The decision to reverse Erdogan's rare election setback was
described by Turkey's Western allies as incomprehensible. Critics said one of
the last checks on his ever-tighter hold on power had suffered a damaging blow.
"The most fundamental value of our political tradition
is that the last word belongs to the national will, which is manifested in the
ballot box," Erdogan's erstwhile ally Ahmet Davutoglu, a former AKP prime
minister, said last week.
"The annulment decision has opened the way to damaging
these fundamental values of ours."
Erdogan has ruled Turkey since 2003, first as prime minister
and then as president, winning more than a dozen elections.
He remains Turkey's dominant politician, but economic
recession and a slump in the lira have eroded support for his Islamist-rooted
AKP. The CHP argues that by refusing to accept any loss of power, he is
dragging Turkey deeper into authoritarianism with the help of increasingly
co-opted institutions such as the High Election Board (YSK).
"A game where those who come with elections don't leave
with elections was approved by a gang influencing the YSK," CHP spokesman
Faik Oztrak said last week. "A coup was carried out on the ballots, which
are the last bastion of democracy."
Erdogan's party says it provided concrete evidence of
wrongdoing in the electoral process and the election board acted solely on the
information available. "The power of the ruling party was never used on
the YSK," an AKP official told Reuters.
The AKP described the irregularities in the mayoral vote as
"organised crime" which affected the outcome. The AKP has said the
re-run of the mayoral election was aimed at ensuring the public will was
reflected in the ballot.
ELECTION IMPACT
The YSK decision was passed by a 7-4 majority. Its 11 members,
all judges, are chosen by Turkey's two highest courts whose members are
selected by a judicial council appointed partly by parliament and partly by the
president.
The election board has yet to publish a detailed explanation
for its decision. "When the reasoning is finished, we'll share it,"

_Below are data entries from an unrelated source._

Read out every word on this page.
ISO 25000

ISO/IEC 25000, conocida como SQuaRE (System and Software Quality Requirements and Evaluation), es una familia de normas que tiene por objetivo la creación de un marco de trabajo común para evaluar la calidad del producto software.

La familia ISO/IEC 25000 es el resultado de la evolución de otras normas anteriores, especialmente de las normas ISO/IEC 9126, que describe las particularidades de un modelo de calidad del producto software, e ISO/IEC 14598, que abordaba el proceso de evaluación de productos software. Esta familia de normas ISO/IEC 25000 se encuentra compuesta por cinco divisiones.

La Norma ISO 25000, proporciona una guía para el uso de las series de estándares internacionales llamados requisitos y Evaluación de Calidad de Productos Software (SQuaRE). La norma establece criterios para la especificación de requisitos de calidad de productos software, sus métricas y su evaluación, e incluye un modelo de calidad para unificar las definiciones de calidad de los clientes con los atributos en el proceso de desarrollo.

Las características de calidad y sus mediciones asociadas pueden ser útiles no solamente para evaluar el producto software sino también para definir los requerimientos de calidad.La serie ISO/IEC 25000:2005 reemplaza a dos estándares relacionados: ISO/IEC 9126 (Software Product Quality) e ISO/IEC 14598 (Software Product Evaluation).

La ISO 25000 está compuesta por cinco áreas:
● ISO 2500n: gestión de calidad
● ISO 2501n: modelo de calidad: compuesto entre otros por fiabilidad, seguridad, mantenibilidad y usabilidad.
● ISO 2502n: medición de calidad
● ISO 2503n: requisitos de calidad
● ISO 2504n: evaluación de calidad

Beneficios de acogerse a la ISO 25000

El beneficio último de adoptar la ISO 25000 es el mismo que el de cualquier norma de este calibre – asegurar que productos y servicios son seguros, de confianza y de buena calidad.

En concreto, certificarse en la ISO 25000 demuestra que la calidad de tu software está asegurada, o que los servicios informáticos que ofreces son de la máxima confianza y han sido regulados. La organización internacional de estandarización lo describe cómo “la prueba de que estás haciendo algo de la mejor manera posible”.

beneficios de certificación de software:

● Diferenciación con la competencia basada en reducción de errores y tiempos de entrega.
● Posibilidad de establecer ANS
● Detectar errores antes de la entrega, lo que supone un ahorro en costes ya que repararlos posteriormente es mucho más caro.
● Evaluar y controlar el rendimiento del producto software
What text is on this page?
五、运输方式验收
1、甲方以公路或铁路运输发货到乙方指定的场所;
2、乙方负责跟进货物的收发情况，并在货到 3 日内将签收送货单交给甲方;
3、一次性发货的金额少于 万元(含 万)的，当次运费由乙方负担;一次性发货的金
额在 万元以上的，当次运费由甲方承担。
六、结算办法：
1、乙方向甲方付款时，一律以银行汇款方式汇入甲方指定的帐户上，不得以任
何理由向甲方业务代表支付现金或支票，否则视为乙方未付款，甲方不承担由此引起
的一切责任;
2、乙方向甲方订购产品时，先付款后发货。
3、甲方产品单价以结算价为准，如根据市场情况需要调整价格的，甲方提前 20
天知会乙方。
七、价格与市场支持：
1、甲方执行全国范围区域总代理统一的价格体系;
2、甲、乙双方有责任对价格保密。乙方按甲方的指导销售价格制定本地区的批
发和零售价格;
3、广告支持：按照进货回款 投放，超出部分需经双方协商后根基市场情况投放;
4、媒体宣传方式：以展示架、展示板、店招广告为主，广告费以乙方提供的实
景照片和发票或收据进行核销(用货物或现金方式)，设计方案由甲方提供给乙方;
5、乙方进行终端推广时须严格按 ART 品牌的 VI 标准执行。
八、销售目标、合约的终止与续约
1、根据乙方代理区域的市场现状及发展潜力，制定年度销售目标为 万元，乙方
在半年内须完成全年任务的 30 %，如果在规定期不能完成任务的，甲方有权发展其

YSK head Sadi Guven, who was part of the dissenting minority, told reporters on
Wednesday.
In a May 6 statement, it said the ruling was based on the
fact that some polling stations in Istanbul were "formed illegally by the
district electoral board, and this issue impacted the results of the
elections".
A day after the announcement, a Turkish lawyers group said
the irregularities cited in the YSK ruling should have been challenged before
the vote, when they were apparent.
The Union of Turkish Bar Associations said the YSK had also
failed to explain how those violations had changed the result of the election,
and the ruling contradicted several previous YSK decisions.
Two years ago the YSK angered Erdogan's opponents when it
ruled, in the midst of voting on a tightly fought referendum to grant the
president sweeping executive powers, that unstamped ballot papers would be
accepted - a decision which the bar associations said lifted a safeguard
against voter fraud.
Aylin Ozgul Kirmizioglu, one of the four party
representatives who are allowed to observe YSK meetings, said she was stunned
to hear one of the judges first support cancelling and re-running the election.
"When I heard the first annulment vote, I had the shock
of my life," Kirmizioglu, from the opposition Iyi (Good) Party which was
allied to the CHP, said. "I was truly very surprised and we, as the
representatives, all looked at each other to see if we had heard right."
Kirmizioglu said it was illogical for the YSK to rule the
mayoral election invalid when three other votes for local councils and
administrators submitted in the same envelopes at the same polling stations on
the same day were deemed valid.
The AKP argued it was reasonable to focus on the mayoral
election because the victory margin - 13,000 votes in a turnout of nearly 9
million - was so thin.
Kirmizioglu said: "It's very wrong to expect the public
to understand this, since even we as lawyers don't get it.